Tillers’ room contains four paintings. Each contains appropriation that is revealed and concealed by carefully composed text. The canvasses come to feel like a flickering newsreel with what may seem like disjointed grabs of time. No wonder Tillers’ work has been described as creating and inhabiting a third space. After Civilization (for Geoff Bardon) (1986) is an early work using a composition inspired by Giorgio de Chirico as well as the design of the Forecourt mosaic, Parliament House, inspired by Jagamara’s Possum and Wallaby Dreaming painting. The two works take the sinewy line of Emily Kame Kngwarreye’s yam dreaming paintings. One of these, Surrender, uses text from Australian playwright Janis Balodis, who, like Tillers, has a post-WWII Latvian heritage. Black lines creep across this painting and are tangled with the text ‘wave after wave after wave.’ This juxtaposition clearly communicates universal feelings of transience, dispossession and oppression.

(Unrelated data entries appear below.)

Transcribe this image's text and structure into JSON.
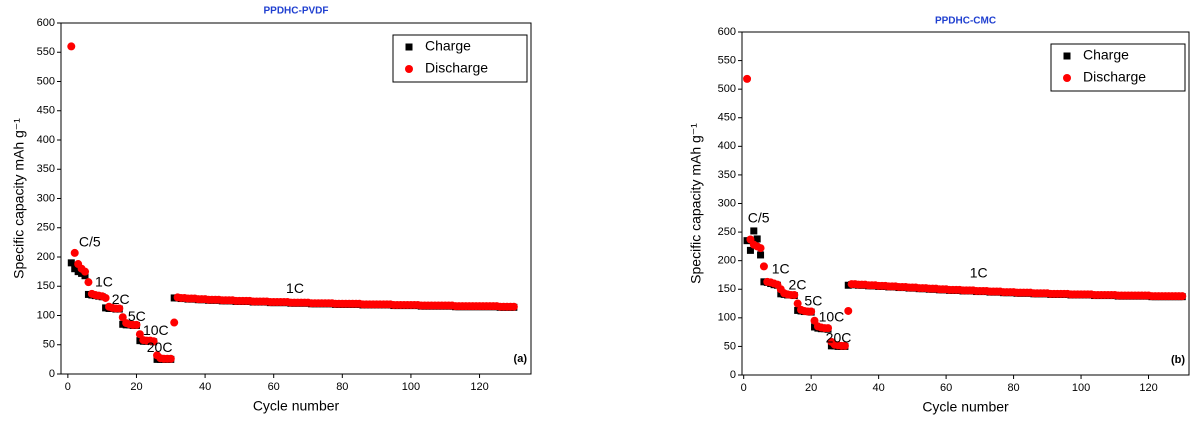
{
  "chart_data": [
    {
      "type": "scatter",
      "title": "PPDHC-PVDF",
      "x_label": "Cycle number",
      "y_label": "Specific capacity mAh g⁻¹",
      "xlim": [
        -2,
        135
      ],
      "xticks": [
        0,
        20,
        40,
        60,
        80,
        100,
        120
      ],
      "ylim": [
        0,
        600
      ],
      "yticks": [
        0,
        50,
        100,
        150,
        200,
        250,
        300,
        350,
        400,
        450,
        500,
        550,
        600
      ],
      "legend": "upper right",
      "annotations": [
        "C/5",
        "1C",
        "2C",
        "5C",
        "10C",
        "20C",
        "1C",
        "(a)"
      ],
      "x": [
        1,
        2,
        3,
        4,
        5,
        6,
        7,
        8,
        9,
        10,
        11,
        12,
        13,
        14,
        15,
        16,
        17,
        18,
        19,
        20,
        21,
        22,
        23,
        24,
        25,
        26,
        27,
        28,
        29,
        30,
        31,
        32,
        33,
        34,
        35,
        36,
        37,
        38,
        39,
        40,
        41,
        42,
        43,
        44,
        45,
        46,
        47,
        48,
        49,
        50,
        51,
        52,
        53,
        54,
        55,
        56,
        57,
        58,
        59,
        60,
        61,
        62,
        63,
        64,
        65,
        66,
        67,
        68,
        69,
        70,
        71,
        72,
        73,
        74,
        75,
        76,
        77,
        78,
        79,
        80,
        81,
        82,
        83,
        84,
        85,
        86,
        87,
        88,
        89,
        90,
        91,
        92,
        93,
        94,
        95,
        96,
        97,
        98,
        99,
        100,
        101,
        102,
        103,
        104,
        105,
        106,
        107,
        108,
        109,
        110,
        111,
        112,
        113,
        114,
        115,
        116,
        117,
        118,
        119,
        120,
        121,
        122,
        123,
        124,
        125,
        126,
        127,
        128,
        129,
        130
      ],
      "series": [
        {
          "name": "Charge",
          "color": "#000000",
          "marker": "square",
          "values": [
            190,
            180,
            175,
            172,
            168,
            136,
            135,
            134,
            133,
            132,
            113,
            112,
            112,
            111,
            111,
            85,
            84,
            84,
            83,
            83,
            57,
            56,
            56,
            56,
            55,
            25,
            25,
            25,
            25,
            25,
            130,
            130,
            129,
            129,
            128,
            128,
            128,
            127,
            127,
            127,
            126,
            126,
            126,
            126,
            125,
            125,
            125,
            125,
            124,
            124,
            124,
            124,
            124,
            123,
            123,
            123,
            123,
            123,
            122,
            122,
            122,
            122,
            122,
            122,
            121,
            121,
            121,
            121,
            121,
            121,
            120,
            120,
            120,
            120,
            120,
            120,
            120,
            119,
            119,
            119,
            119,
            119,
            119,
            119,
            119,
            118,
            118,
            118,
            118,
            118,
            118,
            118,
            118,
            118,
            117,
            117,
            117,
            117,
            117,
            117,
            117,
            117,
            116,
            116,
            116,
            116,
            116,
            116,
            116,
            116,
            116,
            116,
            115,
            115,
            115,
            115,
            115,
            115,
            115,
            115,
            115,
            115,
            115,
            115,
            115,
            114,
            114,
            114,
            114,
            114
          ]
        },
        {
          "name": "Discharge",
          "color": "#ff0000",
          "marker": "circle",
          "values": [
            560,
            207,
            188,
            180,
            175,
            157,
            137,
            135,
            134,
            133,
            130,
            115,
            113,
            112,
            112,
            97,
            87,
            85,
            84,
            84,
            68,
            58,
            57,
            57,
            56,
            32,
            27,
            26,
            26,
            26,
            88,
            131,
            130,
            130,
            129,
            129,
            129,
            128,
            128,
            128,
            127,
            127,
            127,
            127,
            126,
            126,
            126,
            126,
            125,
            125,
            125,
            125,
            125,
            124,
            124,
            124,
            124,
            124,
            123,
            123,
            123,
            123,
            123,
            123,
            122,
            122,
            122,
            122,
            122,
            122,
            121,
            121,
            121,
            121,
            121,
            121,
            121,
            120,
            120,
            120,
            120,
            120,
            120,
            120,
            120,
            119,
            119,
            119,
            119,
            119,
            119,
            119,
            119,
            119,
            118,
            118,
            118,
            118,
            118,
            118,
            118,
            118,
            117,
            117,
            117,
            117,
            117,
            117,
            117,
            117,
            117,
            117,
            116,
            116,
            116,
            116,
            116,
            116,
            116,
            116,
            116,
            116,
            116,
            116,
            116,
            115,
            115,
            115,
            115,
            115
          ]
        }
      ]
    },
    {
      "type": "scatter",
      "title": "PPDHC-CMC",
      "x_label": "Cycle number",
      "y_label": "Specific capacity mAh g⁻¹",
      "xlim": [
        -0.5,
        132
      ],
      "xticks": [
        0,
        20,
        40,
        60,
        80,
        100,
        120
      ],
      "ylim": [
        0,
        600
      ],
      "yticks": [
        0,
        50,
        100,
        150,
        200,
        250,
        300,
        350,
        400,
        450,
        500,
        550,
        600
      ],
      "legend": "upper right",
      "annotations": [
        "C/5",
        "1C",
        "2C",
        "5C",
        "10C",
        "20C",
        "1C",
        "(b)"
      ],
      "x": [
        1,
        2,
        3,
        4,
        5,
        6,
        7,
        8,
        9,
        10,
        11,
        12,
        13,
        14,
        15,
        16,
        17,
        18,
        19,
        20,
        21,
        22,
        23,
        24,
        25,
        26,
        27,
        28,
        29,
        30,
        31,
        32,
        33,
        34,
        35,
        36,
        37,
        38,
        39,
        40,
        41,
        42,
        43,
        44,
        45,
        46,
        47,
        48,
        49,
        50,
        51,
        52,
        53,
        54,
        55,
        56,
        57,
        58,
        59,
        60,
        61,
        62,
        63,
        64,
        65,
        66,
        67,
        68,
        69,
        70,
        71,
        72,
        73,
        74,
        75,
        76,
        77,
        78,
        79,
        80,
        81,
        82,
        83,
        84,
        85,
        86,
        87,
        88,
        89,
        90,
        91,
        92,
        93,
        94,
        95,
        96,
        97,
        98,
        99,
        100,
        101,
        102,
        103,
        104,
        105,
        106,
        107,
        108,
        109,
        110,
        111,
        112,
        113,
        114,
        115,
        116,
        117,
        118,
        119,
        120,
        121,
        122,
        123,
        124,
        125,
        126,
        127,
        128,
        129,
        130
      ],
      "series": [
        {
          "name": "Charge",
          "color": "#000000",
          "marker": "square",
          "values": [
            235,
            218,
            252,
            238,
            210,
            163,
            162,
            160,
            158,
            157,
            142,
            141,
            140,
            140,
            139,
            113,
            112,
            111,
            111,
            110,
            84,
            82,
            81,
            81,
            80,
            51,
            51,
            50,
            50,
            50,
            157,
            158,
            158,
            157,
            157,
            157,
            156,
            156,
            156,
            155,
            155,
            155,
            154,
            154,
            154,
            153,
            153,
            153,
            152,
            152,
            152,
            151,
            151,
            151,
            150,
            150,
            150,
            149,
            149,
            149,
            148,
            148,
            148,
            148,
            147,
            147,
            147,
            147,
            146,
            146,
            146,
            146,
            145,
            145,
            145,
            145,
            144,
            144,
            144,
            144,
            143,
            143,
            143,
            143,
            143,
            142,
            142,
            142,
            142,
            142,
            141,
            141,
            141,
            141,
            141,
            141,
            140,
            140,
            140,
            140,
            140,
            140,
            140,
            139,
            139,
            139,
            139,
            139,
            139,
            139,
            138,
            138,
            138,
            138,
            138,
            138,
            138,
            138,
            138,
            138,
            137,
            137,
            137,
            137,
            137,
            137,
            137,
            137,
            137,
            137
          ]
        },
        {
          "name": "Discharge",
          "color": "#ff0000",
          "marker": "circle",
          "values": [
            518,
            237,
            228,
            225,
            222,
            190,
            163,
            162,
            160,
            158,
            150,
            143,
            141,
            140,
            140,
            125,
            114,
            112,
            111,
            111,
            95,
            85,
            83,
            82,
            82,
            58,
            53,
            52,
            51,
            51,
            112,
            159,
            159,
            158,
            158,
            158,
            157,
            157,
            157,
            156,
            156,
            156,
            155,
            155,
            155,
            154,
            154,
            154,
            153,
            153,
            153,
            152,
            152,
            152,
            151,
            151,
            151,
            150,
            150,
            150,
            149,
            149,
            149,
            149,
            148,
            148,
            148,
            148,
            147,
            147,
            147,
            147,
            146,
            146,
            146,
            146,
            145,
            145,
            145,
            145,
            144,
            144,
            144,
            144,
            144,
            143,
            143,
            143,
            143,
            143,
            142,
            142,
            142,
            142,
            142,
            142,
            141,
            141,
            141,
            141,
            141,
            141,
            141,
            140,
            140,
            140,
            140,
            140,
            140,
            140,
            139,
            139,
            139,
            139,
            139,
            139,
            139,
            139,
            139,
            139,
            138,
            138,
            138,
            138,
            138,
            138,
            138,
            138,
            138,
            138
          ]
        }
      ]
    }
  ]
}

This exhibition is bookended by two rooms; one with Jagamara’s lyrical paintings of possum and lightning dreamings from his early years to now, where his iconography has become bolder and his experimentation with paint has a quiet confidence. Tillers’ room has an ‘Alice in Wonderland’ appeal, as you walk into the space and are suddenly dwarfed by the scale of the paintings and ideas with their complex references to art history and the heavy footprint of colonisation. The collaboration strives for a middle ground and it is a pleasure to view, whether or not you know the loadedhistory.
The Loaded Ground is currently showing at The Drill Hall Gallery until Sunday September 23. The gallery is open Wed-Sun, 12pm-5pm. Free.